This year’s Flink Forward Europe (FFE) was held at a new venue: the bcc Berlin Congress Center. The new location enabled organizers to feature even-more talks and accommodate more participants, which was timely, given the record attendance.
At FFE 2019, Philipp Grulich and Jonas Traub, researchers in the Database Systems and Information Management Group at TU Berlin, offered a presentation entitled “Scotty: Efficient Window Aggregation with General Stream Slicing.” Scotty is a high-performance window and aggregation operator that can be integrated into Apache Flink, Apache Beam, and Apache Storm. Window aggregation is a core operation in data stream processing systems.
Existing aggregation techniques focus on reducing latency, eliminating redundant computations, and minimizing memory usage. However, each of these aggregation techniques operates under different assumptions with respect to workload characteristics, such as the properties of aggregation functions (e.g., invertible, associative), window types (e.g., sliding, sessions), windowing measures (e.g., time-based, count-based), and stream (dis)order. Violating these assumptions can deem an aggregation technique to be unusable or drastically reduce its performance.
In their talk, Philipp and Jonas presented their research on a general stream slicing technique for window aggregation. Their technique automatically adapts to workload characteristics, so as to improve performance without sacrificing general applicability. Their research on general stream slicing was first published at EDBT 2019, where they received the Best Paper Award [1]. The Scotty Window Processor and its connectors for different streaming systems are available open-source [2] and the authors welcome contributions.

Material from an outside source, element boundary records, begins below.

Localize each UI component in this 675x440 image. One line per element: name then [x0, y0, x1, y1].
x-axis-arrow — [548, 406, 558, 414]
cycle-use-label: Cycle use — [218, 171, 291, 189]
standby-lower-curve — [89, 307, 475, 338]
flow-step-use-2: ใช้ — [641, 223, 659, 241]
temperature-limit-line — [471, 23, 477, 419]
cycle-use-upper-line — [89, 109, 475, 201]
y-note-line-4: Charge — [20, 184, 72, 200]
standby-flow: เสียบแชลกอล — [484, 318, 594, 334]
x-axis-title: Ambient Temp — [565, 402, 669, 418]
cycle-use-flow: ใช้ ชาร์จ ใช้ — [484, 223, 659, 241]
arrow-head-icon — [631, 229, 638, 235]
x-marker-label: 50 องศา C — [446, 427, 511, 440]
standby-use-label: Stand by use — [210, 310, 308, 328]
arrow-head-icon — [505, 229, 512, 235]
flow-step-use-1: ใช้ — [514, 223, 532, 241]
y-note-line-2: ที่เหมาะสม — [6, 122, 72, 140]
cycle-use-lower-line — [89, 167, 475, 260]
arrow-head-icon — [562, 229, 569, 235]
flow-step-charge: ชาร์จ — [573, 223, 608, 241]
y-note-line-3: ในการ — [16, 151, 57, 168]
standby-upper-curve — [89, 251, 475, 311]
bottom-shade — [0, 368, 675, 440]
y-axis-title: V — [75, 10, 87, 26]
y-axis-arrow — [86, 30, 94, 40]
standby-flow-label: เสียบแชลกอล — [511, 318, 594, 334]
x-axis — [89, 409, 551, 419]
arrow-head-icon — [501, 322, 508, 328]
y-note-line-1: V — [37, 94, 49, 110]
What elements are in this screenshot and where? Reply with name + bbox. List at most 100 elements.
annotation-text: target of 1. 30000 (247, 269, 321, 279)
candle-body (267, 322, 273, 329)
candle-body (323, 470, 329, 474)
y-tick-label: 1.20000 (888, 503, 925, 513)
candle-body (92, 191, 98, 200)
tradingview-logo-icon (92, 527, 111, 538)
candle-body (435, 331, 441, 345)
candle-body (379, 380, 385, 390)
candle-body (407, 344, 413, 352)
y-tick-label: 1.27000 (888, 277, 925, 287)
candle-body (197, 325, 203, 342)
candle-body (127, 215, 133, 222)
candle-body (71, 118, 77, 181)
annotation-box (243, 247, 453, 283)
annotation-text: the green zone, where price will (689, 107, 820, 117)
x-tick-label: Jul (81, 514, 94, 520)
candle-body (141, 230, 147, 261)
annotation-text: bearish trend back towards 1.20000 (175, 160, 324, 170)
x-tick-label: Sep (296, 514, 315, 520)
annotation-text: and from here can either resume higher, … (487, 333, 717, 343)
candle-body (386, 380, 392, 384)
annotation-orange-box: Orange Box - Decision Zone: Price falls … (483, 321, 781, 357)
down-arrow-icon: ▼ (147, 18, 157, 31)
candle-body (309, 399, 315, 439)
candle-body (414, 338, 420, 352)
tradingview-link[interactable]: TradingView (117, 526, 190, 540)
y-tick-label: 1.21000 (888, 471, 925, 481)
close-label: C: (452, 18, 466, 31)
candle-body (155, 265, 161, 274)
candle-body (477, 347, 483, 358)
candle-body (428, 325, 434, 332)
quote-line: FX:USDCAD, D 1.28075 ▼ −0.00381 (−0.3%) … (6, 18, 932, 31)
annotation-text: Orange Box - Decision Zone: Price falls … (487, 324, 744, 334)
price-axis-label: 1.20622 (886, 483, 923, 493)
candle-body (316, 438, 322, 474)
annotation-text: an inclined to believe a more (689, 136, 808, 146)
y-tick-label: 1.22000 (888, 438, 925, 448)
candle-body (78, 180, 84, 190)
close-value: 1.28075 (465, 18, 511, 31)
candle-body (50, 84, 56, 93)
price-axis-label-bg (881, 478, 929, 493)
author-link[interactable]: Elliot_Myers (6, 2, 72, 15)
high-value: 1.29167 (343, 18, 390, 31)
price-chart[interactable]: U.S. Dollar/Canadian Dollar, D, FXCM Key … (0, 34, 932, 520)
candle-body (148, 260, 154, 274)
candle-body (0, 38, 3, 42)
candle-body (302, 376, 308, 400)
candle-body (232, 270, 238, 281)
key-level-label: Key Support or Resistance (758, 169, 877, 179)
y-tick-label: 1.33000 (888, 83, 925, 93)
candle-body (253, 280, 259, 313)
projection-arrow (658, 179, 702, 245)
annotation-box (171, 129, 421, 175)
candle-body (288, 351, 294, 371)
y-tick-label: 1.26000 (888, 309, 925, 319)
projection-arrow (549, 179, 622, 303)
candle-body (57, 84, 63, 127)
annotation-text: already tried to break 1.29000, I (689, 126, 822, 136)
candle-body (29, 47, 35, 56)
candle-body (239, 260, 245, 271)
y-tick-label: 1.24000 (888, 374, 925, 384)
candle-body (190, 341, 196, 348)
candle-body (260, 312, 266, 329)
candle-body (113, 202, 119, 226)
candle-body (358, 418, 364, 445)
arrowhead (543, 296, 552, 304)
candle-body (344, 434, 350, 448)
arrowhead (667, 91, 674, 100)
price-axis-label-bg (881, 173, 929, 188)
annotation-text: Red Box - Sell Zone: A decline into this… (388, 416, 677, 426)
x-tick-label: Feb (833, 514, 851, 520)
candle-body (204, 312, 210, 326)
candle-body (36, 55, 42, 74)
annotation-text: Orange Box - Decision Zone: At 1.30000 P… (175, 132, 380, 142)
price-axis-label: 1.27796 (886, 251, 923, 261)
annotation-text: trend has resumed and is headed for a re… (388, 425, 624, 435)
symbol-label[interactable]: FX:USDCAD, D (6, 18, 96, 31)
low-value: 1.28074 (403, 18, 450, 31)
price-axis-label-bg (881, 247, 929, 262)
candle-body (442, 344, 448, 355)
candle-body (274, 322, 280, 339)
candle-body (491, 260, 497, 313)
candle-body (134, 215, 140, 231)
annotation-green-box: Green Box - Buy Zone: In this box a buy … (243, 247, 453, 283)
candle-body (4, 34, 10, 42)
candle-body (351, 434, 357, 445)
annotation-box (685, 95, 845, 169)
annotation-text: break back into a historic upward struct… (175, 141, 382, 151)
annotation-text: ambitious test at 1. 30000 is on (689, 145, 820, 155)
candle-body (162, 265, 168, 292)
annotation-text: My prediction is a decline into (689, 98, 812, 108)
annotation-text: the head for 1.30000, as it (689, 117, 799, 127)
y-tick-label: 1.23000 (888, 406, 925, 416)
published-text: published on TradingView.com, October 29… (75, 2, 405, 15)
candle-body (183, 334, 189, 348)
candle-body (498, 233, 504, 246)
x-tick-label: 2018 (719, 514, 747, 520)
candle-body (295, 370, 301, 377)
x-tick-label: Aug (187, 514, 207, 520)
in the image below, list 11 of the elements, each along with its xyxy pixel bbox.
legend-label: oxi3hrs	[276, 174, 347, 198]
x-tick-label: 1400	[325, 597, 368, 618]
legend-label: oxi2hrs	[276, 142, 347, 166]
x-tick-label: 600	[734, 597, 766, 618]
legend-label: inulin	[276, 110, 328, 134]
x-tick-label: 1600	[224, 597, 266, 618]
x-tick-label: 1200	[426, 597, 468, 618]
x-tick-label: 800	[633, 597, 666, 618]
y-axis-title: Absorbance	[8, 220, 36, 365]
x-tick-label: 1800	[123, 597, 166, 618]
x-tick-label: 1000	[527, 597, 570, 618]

In addition, Jeyhun Karimov, a researcher in the Intelligent Analytics for Massive Data Research Department at the German Research Center for Artificial Intelligence (DFKI), presented his work on “AStream: Ad-hoc Shared Stream Processing [3],” a system built on top of Apache Flink. The central design principle of most existing streaming engines is to handle queries that potentially run forever on data streams with a query-at-a-time model, where each query is optimized and executed separately.
In many real applications, streams are not only processed with long-running queries, but also thousands of short-running ad-hoc queries. To support this efficiently, it is essential to share resources and computation for stream ad-hoc queries in a multi-user environment. AStream bridges the gap between stream processing and ad-hoc queries in streaming engines by sharing computation and resources.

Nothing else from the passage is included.